Pizza Review
Best football pizza in Stamford
Pizza Review
Pappa's, since 1960. I get it. Greek Pizza is not everyone's favorite. I've never had it before but, I…somehow liked it. You gotta go in with an education: this ain't New York or New Haven style. It's a pan pizza with the dough proofed in olive oil and, I believe, a feta and mozzerella combo melted on top. Again, that's not everyone's style. Not mine either. But if you're looking for a boldly salty flavor and don't mind "grease"—from the olive oil and cheese—this ain't bad. I at least appreciate that it's distinctly flavored. This crust is not thick.
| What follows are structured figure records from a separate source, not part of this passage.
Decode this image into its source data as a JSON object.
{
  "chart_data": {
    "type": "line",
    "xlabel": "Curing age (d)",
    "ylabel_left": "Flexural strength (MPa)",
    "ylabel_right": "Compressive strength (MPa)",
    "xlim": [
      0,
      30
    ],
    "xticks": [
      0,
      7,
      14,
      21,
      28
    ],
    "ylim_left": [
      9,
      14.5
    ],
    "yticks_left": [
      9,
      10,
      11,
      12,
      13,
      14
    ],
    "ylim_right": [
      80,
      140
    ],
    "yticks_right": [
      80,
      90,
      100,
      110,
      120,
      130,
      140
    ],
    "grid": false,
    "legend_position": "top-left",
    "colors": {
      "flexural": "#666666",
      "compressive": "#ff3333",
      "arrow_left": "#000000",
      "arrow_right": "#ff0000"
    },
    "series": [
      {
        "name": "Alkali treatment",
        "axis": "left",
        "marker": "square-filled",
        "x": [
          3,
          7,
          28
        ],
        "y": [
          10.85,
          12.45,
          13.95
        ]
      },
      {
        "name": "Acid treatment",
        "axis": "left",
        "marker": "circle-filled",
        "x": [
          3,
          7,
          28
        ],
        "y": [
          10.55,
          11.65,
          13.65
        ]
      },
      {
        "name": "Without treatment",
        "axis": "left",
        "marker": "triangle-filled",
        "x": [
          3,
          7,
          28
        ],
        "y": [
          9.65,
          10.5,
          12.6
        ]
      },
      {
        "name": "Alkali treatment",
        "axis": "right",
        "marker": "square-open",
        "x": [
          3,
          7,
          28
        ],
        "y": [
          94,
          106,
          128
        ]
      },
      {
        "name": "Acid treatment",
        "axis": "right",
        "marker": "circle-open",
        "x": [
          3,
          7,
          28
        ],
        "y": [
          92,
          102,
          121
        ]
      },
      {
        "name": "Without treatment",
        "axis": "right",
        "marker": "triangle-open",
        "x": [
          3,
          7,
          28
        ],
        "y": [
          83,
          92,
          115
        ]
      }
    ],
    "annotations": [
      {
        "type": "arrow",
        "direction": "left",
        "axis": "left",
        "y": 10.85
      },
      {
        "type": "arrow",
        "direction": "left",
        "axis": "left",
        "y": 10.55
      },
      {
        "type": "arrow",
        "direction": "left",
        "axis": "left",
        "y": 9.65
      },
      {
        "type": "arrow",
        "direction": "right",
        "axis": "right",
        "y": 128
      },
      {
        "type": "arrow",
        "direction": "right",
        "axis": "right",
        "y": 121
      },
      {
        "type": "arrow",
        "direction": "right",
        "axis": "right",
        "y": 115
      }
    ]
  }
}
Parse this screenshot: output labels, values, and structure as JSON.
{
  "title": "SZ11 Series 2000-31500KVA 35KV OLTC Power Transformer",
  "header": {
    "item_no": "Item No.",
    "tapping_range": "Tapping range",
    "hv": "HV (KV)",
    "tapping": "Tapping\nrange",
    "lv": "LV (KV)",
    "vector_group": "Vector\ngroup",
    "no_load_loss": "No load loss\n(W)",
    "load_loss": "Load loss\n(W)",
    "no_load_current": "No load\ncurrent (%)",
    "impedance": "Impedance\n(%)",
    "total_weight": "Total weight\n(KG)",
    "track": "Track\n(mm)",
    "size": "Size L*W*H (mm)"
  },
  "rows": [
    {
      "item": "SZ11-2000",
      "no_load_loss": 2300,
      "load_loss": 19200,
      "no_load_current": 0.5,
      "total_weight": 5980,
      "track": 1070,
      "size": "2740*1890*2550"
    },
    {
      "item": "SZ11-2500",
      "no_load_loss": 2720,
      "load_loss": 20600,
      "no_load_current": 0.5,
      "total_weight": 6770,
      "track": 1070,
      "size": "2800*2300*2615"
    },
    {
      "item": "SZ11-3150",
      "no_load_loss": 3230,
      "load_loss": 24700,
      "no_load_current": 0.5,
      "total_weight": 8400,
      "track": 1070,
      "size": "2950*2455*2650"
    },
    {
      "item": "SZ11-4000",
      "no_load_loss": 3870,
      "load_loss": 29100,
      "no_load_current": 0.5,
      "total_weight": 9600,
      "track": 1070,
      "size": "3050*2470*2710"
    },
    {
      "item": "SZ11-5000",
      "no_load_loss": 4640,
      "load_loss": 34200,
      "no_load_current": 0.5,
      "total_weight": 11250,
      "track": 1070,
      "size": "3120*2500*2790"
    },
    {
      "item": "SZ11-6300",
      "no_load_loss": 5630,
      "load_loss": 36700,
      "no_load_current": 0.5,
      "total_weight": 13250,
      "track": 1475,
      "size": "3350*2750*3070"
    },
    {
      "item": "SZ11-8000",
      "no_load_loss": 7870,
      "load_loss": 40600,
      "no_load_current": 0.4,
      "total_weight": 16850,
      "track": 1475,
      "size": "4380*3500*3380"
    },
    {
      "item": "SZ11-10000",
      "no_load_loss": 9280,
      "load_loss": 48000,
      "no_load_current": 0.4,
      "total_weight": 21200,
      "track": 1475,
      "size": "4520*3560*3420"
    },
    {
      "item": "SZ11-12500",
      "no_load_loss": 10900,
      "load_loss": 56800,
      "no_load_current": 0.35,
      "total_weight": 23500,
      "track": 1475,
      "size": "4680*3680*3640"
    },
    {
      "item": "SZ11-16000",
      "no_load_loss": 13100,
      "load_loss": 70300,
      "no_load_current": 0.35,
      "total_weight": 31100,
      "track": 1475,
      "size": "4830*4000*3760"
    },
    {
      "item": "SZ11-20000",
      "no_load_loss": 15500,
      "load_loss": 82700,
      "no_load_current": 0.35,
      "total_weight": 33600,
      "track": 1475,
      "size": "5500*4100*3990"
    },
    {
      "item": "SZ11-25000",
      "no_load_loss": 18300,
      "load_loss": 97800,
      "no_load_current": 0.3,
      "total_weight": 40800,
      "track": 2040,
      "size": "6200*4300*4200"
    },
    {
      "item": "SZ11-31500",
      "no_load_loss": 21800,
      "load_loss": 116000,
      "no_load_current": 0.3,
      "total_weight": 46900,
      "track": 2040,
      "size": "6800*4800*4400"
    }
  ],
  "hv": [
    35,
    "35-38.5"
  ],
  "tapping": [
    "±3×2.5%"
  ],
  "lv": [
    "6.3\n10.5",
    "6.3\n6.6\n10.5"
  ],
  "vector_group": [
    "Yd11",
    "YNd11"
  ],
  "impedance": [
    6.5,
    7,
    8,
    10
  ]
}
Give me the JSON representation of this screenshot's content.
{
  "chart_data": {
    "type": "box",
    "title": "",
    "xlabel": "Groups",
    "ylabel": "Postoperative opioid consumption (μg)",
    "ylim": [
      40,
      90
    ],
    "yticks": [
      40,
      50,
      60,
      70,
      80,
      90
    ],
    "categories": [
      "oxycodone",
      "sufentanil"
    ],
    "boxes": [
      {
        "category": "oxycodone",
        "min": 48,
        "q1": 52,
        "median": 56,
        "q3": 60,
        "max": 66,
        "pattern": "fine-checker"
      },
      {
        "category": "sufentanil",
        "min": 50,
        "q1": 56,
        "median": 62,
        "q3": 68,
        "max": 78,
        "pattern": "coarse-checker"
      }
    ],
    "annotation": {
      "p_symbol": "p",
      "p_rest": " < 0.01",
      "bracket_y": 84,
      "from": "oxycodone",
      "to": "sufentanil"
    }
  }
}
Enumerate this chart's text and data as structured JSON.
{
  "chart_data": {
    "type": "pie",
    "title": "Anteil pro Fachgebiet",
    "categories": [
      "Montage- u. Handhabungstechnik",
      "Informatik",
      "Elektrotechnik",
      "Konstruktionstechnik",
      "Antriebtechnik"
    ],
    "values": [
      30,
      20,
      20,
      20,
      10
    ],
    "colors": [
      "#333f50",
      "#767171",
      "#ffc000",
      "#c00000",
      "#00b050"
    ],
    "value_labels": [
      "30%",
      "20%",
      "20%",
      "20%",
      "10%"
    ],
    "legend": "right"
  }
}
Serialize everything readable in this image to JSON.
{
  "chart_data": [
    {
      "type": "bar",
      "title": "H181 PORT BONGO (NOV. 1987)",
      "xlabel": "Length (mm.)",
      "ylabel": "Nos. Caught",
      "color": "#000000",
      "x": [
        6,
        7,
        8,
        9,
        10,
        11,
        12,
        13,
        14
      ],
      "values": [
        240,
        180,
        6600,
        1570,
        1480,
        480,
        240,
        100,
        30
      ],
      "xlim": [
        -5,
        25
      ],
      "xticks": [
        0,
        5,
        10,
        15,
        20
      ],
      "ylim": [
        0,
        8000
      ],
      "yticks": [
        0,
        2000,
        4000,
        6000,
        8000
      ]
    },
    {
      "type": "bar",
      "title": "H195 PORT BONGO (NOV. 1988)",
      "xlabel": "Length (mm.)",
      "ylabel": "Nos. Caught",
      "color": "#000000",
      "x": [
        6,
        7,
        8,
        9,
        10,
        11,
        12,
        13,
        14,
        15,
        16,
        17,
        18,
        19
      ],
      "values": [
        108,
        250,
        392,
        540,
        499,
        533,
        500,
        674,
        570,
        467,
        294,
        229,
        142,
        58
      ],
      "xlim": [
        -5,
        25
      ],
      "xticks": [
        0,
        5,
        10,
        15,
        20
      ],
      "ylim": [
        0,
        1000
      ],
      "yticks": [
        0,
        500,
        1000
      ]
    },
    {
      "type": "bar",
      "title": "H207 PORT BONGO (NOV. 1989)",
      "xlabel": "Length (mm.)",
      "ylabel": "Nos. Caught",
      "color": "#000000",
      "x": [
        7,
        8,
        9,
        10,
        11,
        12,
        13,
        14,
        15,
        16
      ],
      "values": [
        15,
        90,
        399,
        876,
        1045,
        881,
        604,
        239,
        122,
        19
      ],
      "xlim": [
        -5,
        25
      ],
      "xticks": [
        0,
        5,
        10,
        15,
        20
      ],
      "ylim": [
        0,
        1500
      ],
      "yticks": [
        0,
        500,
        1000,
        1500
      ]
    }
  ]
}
I'd say it's mediumly thin. People who like cruch, especially of the type you get in a Grandma pie will like this crust. They're similar, I'd even say this was lighter in the chew than Grandma's, probably down to more fat in the dough. It's got that panned cooked end crust. Dark brown and black crust. Cheese, like I said, tasted sharper and saltier than your standard low moisture mozzerella. If you hate oily pizza, you won't like this. The cheese dominates the slice but it's still a composed slice. It is not a saucy pizza. There's a thin layer below the cheese. I expected oregano and surprisingly didn't get that flavor. It just tastes like a finely ground, straight tomato sauce. I don't think Greek Pizza is about the sauce though. I appreciate flavor in pizza above everything and this delivered on that well enough. They gotta be doing something right if they've been open 62 years. I prefer this to any random slice joint stuff. I shocked myself because I avoided this place and figured I wouldn't like it. Oiliness and sharp/salty flavor will hurt it to many people. But it gets a 6.7 from me.